AbbVie (ABBV), 88% efficacy over 5 years and safety verified for up to 6 years... Highlighting the "long-term competitiveness" in dermatology.

AbbVie (ABBV) has once again highlighted its competitive strength in global markets for “sustainability” and “safety” by extensively disclosing long-term clinical data and real-world evidence in the field of dermatology and disease treatment. In particular, as synchronized confirmations have been obtained regarding the long-term efficacy of its key therapeutic drugs and the improvements in quality of life, the assessment believes that the credibility of its entire immunology disease product portfolio has been further strengthened.

AbbVie announced that it will present a total of 24 research abstracts at the 2026 American Academy of Dermatology (AAD) Annual Meeting, to be held from the 27th to the 31st (local time). The data to be released covers clinical and real-world treatment data across major dermatology areas such as psoriasis, atopic dermatitis, vitiligo, and alopecia areata.

The most closely watched results are the long-term efficacy of the psoriasis treatment drug risankizumab (RZQ). According to the company, the data show that the proportion of patients without imaging disease progression within 5 years reaches 88%. This is a case of effectively suppressing disease worsening—an indicator of particular importance within a long-term treatment strategy.
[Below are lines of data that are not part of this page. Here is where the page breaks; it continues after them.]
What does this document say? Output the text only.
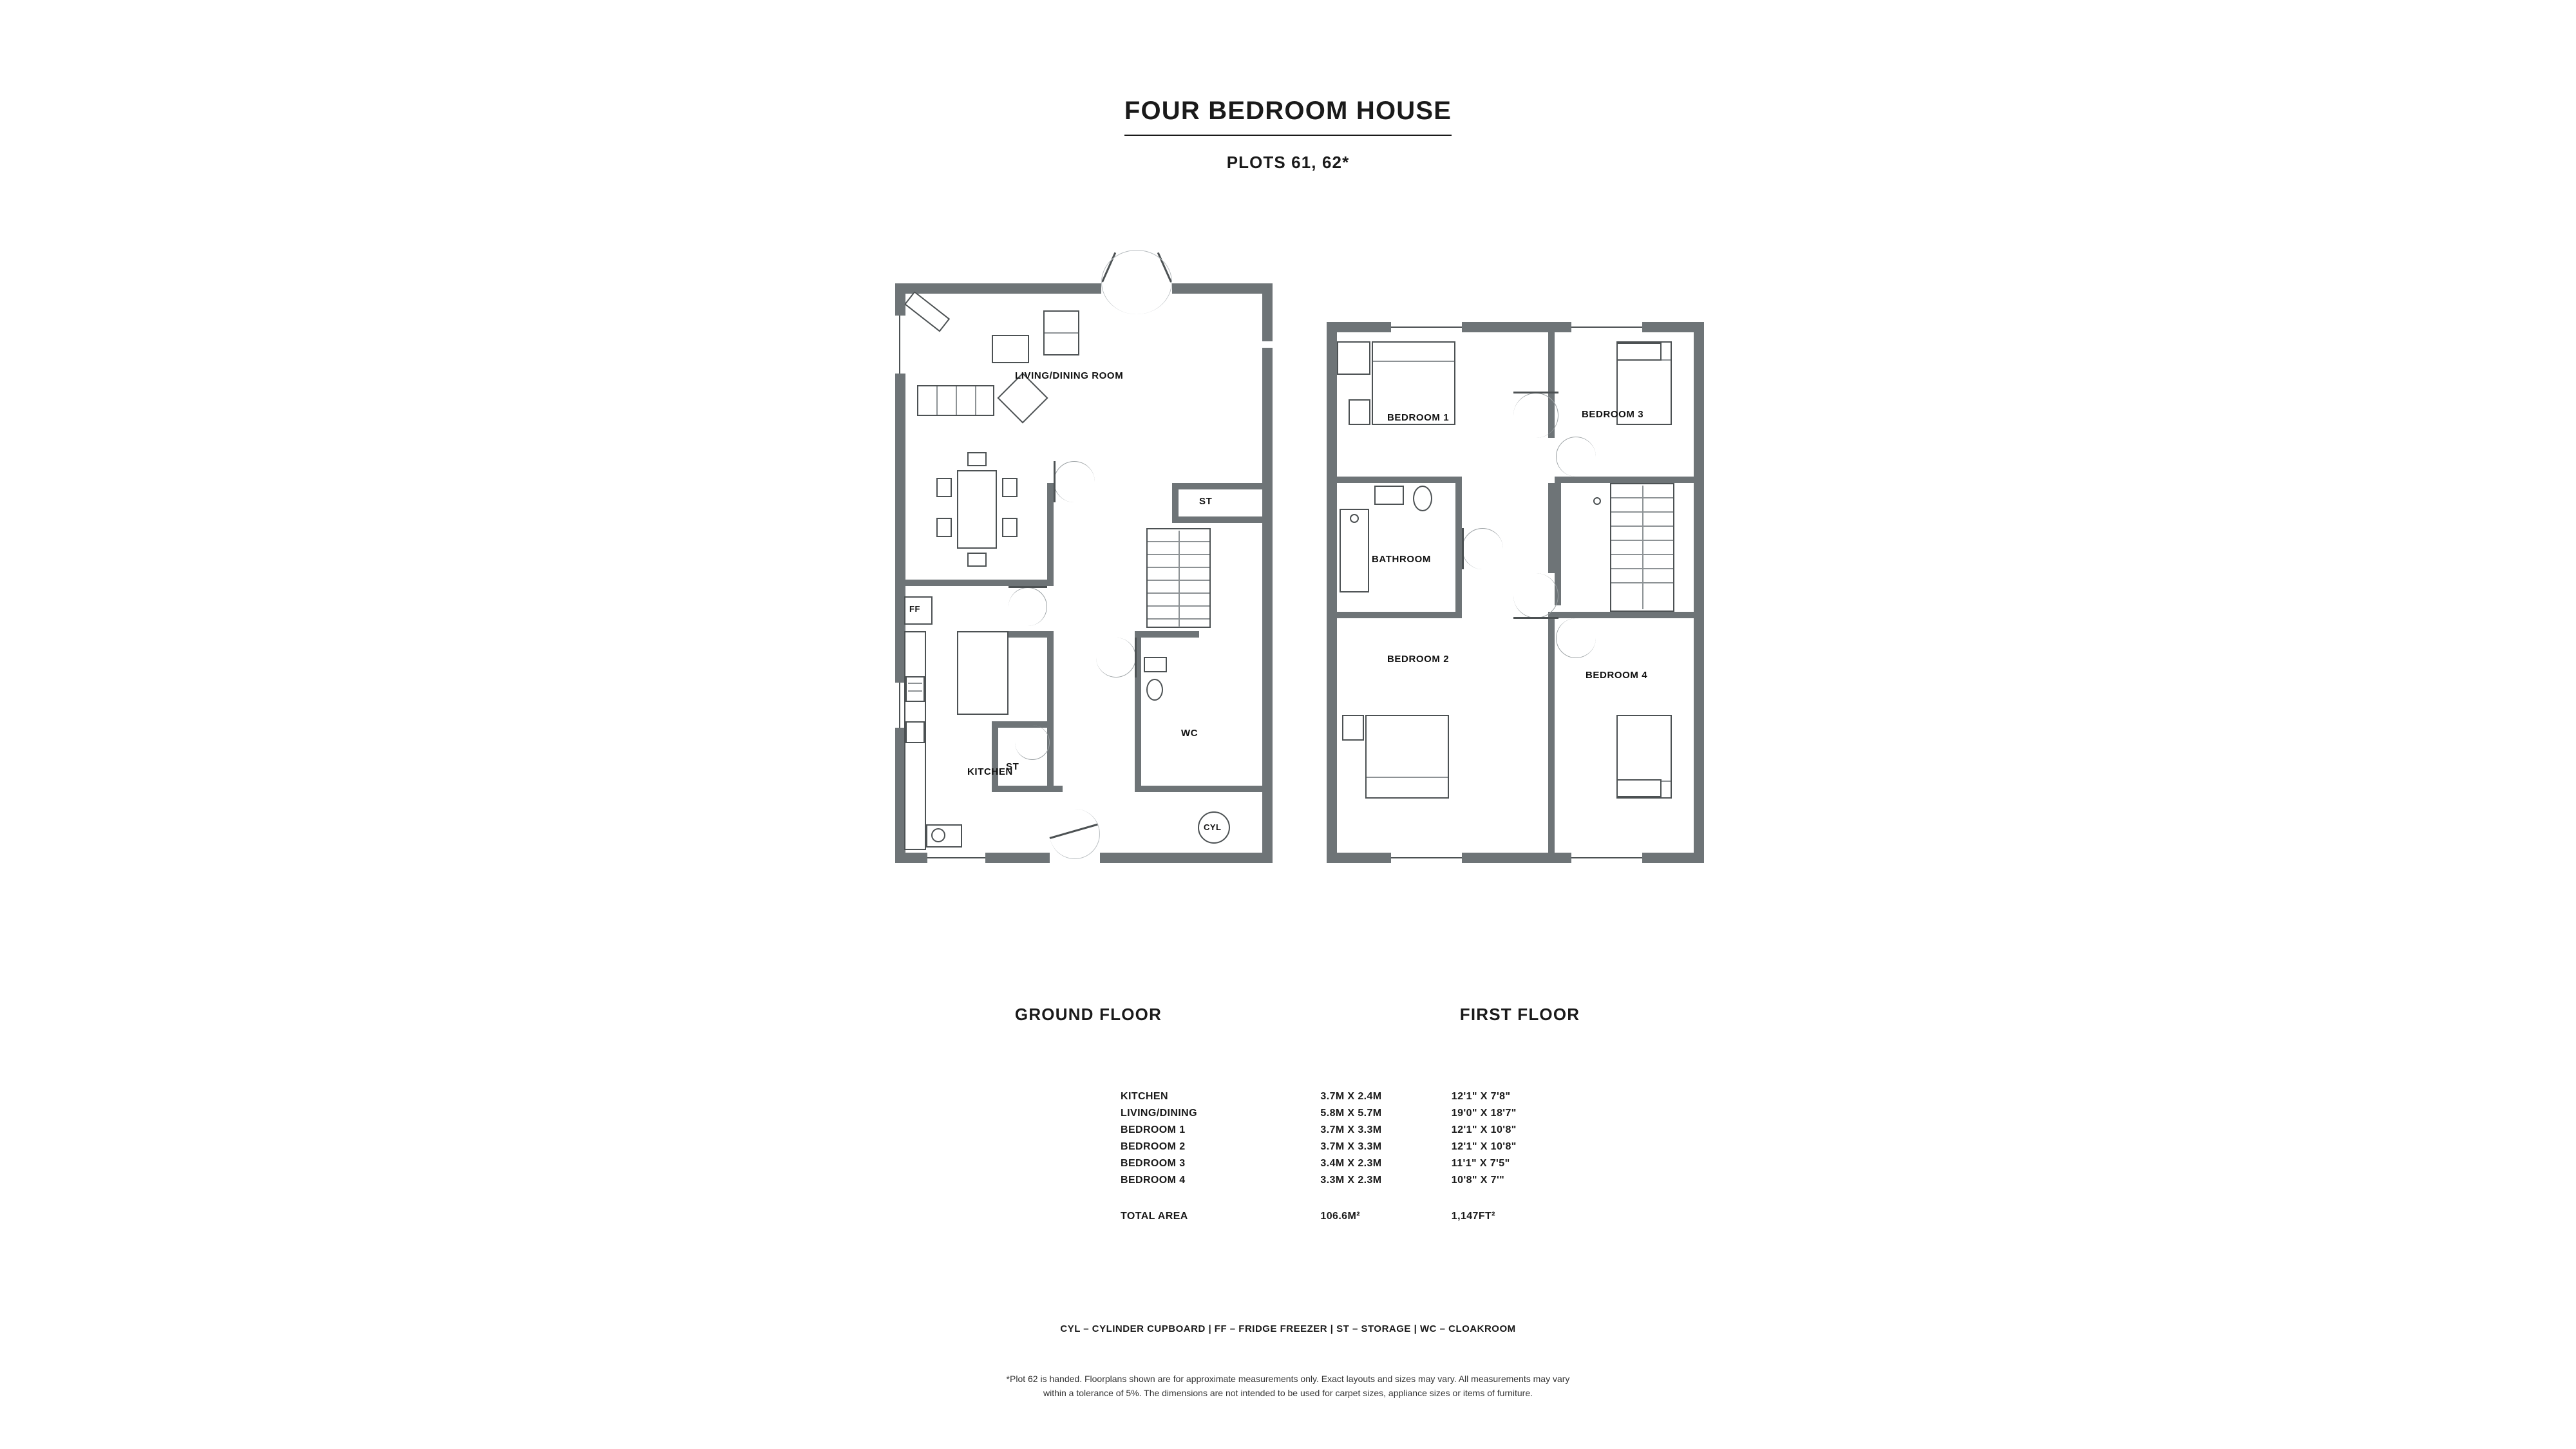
FOUR BEDROOM HOUSE
PLOTS 61, 62*
FF
CYL
LIVING/DINING ROOM
KITCHEN
WC
ST
ST
BEDROOM 1
BEDROOM 2
BEDROOM 3
BEDROOM 4
BATHROOM
GROUND FLOOR	FIRST FLOOR
KITCHEN	3.7M X 2.4M	12'1" X 7'8"
LIVING/DINING	5.8M X 5.7M	19'0" X 18'7"
BEDROOM 1	3.7M X 3.3M	12'1" X 10'8"
BEDROOM 2	3.7M X 3.3M	12'1" X 10'8"
BEDROOM 3	3.4M X 2.3M	11'1" X 7'5"
BEDROOM 4	3.3M X 2.3M	10'8" X 7'"
TOTAL AREA	106.6M²	1,147FT²
CYL – CYLINDER CUPBOARD | FF – FRIDGE FREEZER | ST – STORAGE | WC – CLOAKROOM
*Plot 62 is handed. Floorplans shown are for approximate measurements only. Exact layouts and sizes may vary. All measurements may vary
within a tolerance of 5%. The dimensions are not intended to be used for carpet sizes, appliance sizes or items of furniture.
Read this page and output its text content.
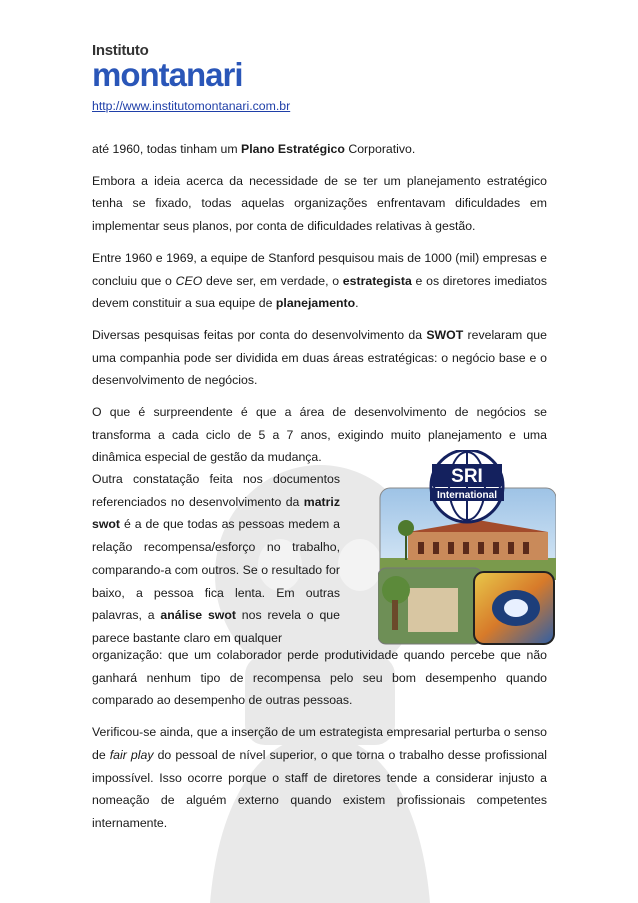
Instituto
montanari
http://www.institutomontanari.com.br

até 1960, todas tinham um Plano Estratégico Corporativo.

Embora a ideia acerca da necessidade de se ter um planejamento estratégico tenha se fixado, todas aquelas organizações enfrentavam dificuldades em implementar seus planos, por conta de dificuldades relativas à gestão.

Entre 1960 e 1969, a equipe de Stanford pesquisou mais de 1000 (mil) empresas e concluiu que o CEO deve ser, em verdade, o estrategista e os diretores imediatos devem constituir a sua equipe de planejamento.

Diversas pesquisas feitas por conta do desenvolvimento da SWOT revelaram que uma companhia pode ser dividida em duas áreas estratégicas: o negócio base e o desenvolvimento de negócios.

O que é surpreendente é que a área de desenvolvimento de negócios se transforma a cada ciclo de 5 a 7 anos, exigindo muito planejamento e uma dinâmica especial de gestão da mudança.

Outra constatação feita nos documentos referenciados no desenvolvimento da matriz swot é a de que todas as pessoas medem a relação recompensa/esforço no trabalho, comparando-a com outros. Se o resultado for baixo, a pessoa fica lenta. Em outras palavras, a análise swot nos revela o que parece bastante claro em qualquer
SRI
International

organização: que um colaborador perde produtividade quando percebe que não ganhará nenhum tipo de recompensa pelo seu bom desempenho quando comparado ao desempenho de outras pessoas.

Verificou-se ainda, que a inserção de um estrategista empresarial perturba o senso de fair play do pessoal de nível superior, o que torna o trabalho desse profissional impossível. Isso ocorre porque o staff de diretores tende a considerar injusto a nomeação de alguém externo quando existem profissionais competentes internamente.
Another core drug, upadacitinib, based on data from more than 9,000 patient-years, has had its safety confirmed for as long as 6 years. The analysis suggests that because consistent results were obtained across different age groups, the drug is also expected to become a stable choice in real-world prescribing settings.

The quality-of-life improvement effects have also been confirmed by the data. The highest achievement rate for the dermatology patients’ quality-of-life measure DLQI 0/1 reaches up to 88.9%, emphasizing that clinical improvements bring tangible changes to patients’ day-to-day lives. Industry evaluations say that this “confirms that it has moved beyond simply alleviating symptoms, evolving into ‘patient-centered treatment.’”

At the same time, results were also released for vitiligo and alopecia areata treatments that are in Phase 3 clinical trials. In particular, the latest upadacitinib research on vitiligo will be included in a “delayed release” format, which is expected to attract attention at the conference on-site.

On the regulatory front, positive developments have also come one after another. The FDA supplemental approval label update for risankizumab regarding expanding indications for genital and scalp psoriasis treatment has been updated. This move is expected to broaden the scope of treatment while enhancing its market competitiveness.

Wall Street assessments believe that through this release, AbbVie’s “differentiation strategy,” built on long-term data accumulation, has become clear. A biotech investment expert said, “Compared with short-term effects, proving long-term safety and sustained efficacy has become the core of competition among recently developed treatment drugs,” and “AbbVie is one of the companies with the most cutting-edge data in this field.”

Commentary: This release is not only interpreted as a straightforward announcement of research results, but also as a signal that AbbVie is strengthening its long-term leading position in the immunology disease and dermatology treatment markets.